Understanding what intruders want is the first step in planning to prevent cyber threats from exploiting business and organization online operations, said panelists Thursday at the 2017 Wyoming Broadband Summit.
Experts in dealing with cyber security threats in Wyoming presented their views as members of a panel on “Cybersecurity – Investing, Growing, Planning and Understanding.” Panelists said not all cyber attackers were looking for the same information.
For a hospital, it might be personal information tied to treatments; for a business, it could be transactions that are needed to keep that business running; for an individual, it may be credit card or bank account access.
“You have to understand what data you have that they want,” said Sean Sanchez, of Optiv Solutions, a cybersecurity firm.

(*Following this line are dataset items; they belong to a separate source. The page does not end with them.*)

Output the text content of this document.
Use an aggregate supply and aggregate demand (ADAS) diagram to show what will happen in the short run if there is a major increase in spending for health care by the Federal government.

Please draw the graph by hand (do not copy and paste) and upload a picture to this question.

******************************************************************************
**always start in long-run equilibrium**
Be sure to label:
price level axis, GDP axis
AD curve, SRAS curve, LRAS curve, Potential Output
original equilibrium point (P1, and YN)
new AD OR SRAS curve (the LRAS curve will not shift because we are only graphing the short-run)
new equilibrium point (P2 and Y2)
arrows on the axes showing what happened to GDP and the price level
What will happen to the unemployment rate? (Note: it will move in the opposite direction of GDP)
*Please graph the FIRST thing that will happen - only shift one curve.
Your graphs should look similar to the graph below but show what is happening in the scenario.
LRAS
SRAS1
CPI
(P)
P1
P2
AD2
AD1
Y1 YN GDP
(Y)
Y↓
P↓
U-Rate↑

Phishing scams are the most common cybersecurity threats facing enterprise, panelists said. Lack of a cybersecurity plan, or not following one, was another problem.
James Drever, a regional director for the Wyoming Small Business Development Center, said bad password management was a problem he often finds when helping clients with less than 50 employees that have suffered a cyber-attack.
“It’s common for people to use the same password everywhere,” Drever said. “I’ll have them check a website called haveibeenpwned.com to find out if their email password has been ‘owned.’ Most of the time I can go to that website and find that they’ve been owned. And those are just the ones we know about.”
Failure to have an adequate back up system is another common issue for small businesses, he said. Backing up data is essential to recovering from a cyber-attack or even a fire that may destroy a business. But that backup can’t be on the same premises as the business. If not using a cloud-based backup, then use an external drive but take the business drive home and take your home backup drive to work after updating.
Robert Pettigrew, director of Information Services/Clinical Engineering for the Wyoming Medical Center in Casper, outlined how a cyber security plan helped the hospital work through the aftermath of an email phishing scam that only hit two computers but left the system down for 10 minutes. Security protocols helped prevent the spread of invasive software, but it was discovered that information connected to 2,000 patients might have been compromised. That triggered a federal review of the hospital’s cyber security operations, but thanks to a management and recovery plan that it was in place, the hospital was cleared of any violations. It still cost the hospital several hundred thousand dollars over a couple of years to satisfy federal reviewers.
Because of the phishing scam, Pettigrew said the hospital convinced employees to use two-factor authentication for their email accounts to reduce the possible of a repeat incident. Cyber security training has also been stepped up.
Sanchez and Mike Borowczak, University of Wyoming Cybersecurity Education and Research director, said researchers at higher educational Institutions can be reluctant to place security protocols on their research because it slows down work.
“The federal government is requiring cyber security protocols as part of grants,” Borowczak said.
Asked by moderator Dave Ritz, U.S. Department of Homeland Security in Cheyenne, what the federal government could to help improve response to cyber threats, the panelists responded that more timely information would help.
“Vulnerability and exploit information should be shared faster,” Sanchez said
Ritz agreed, but said that national security considerations and bureaucracy can slow down the information flow.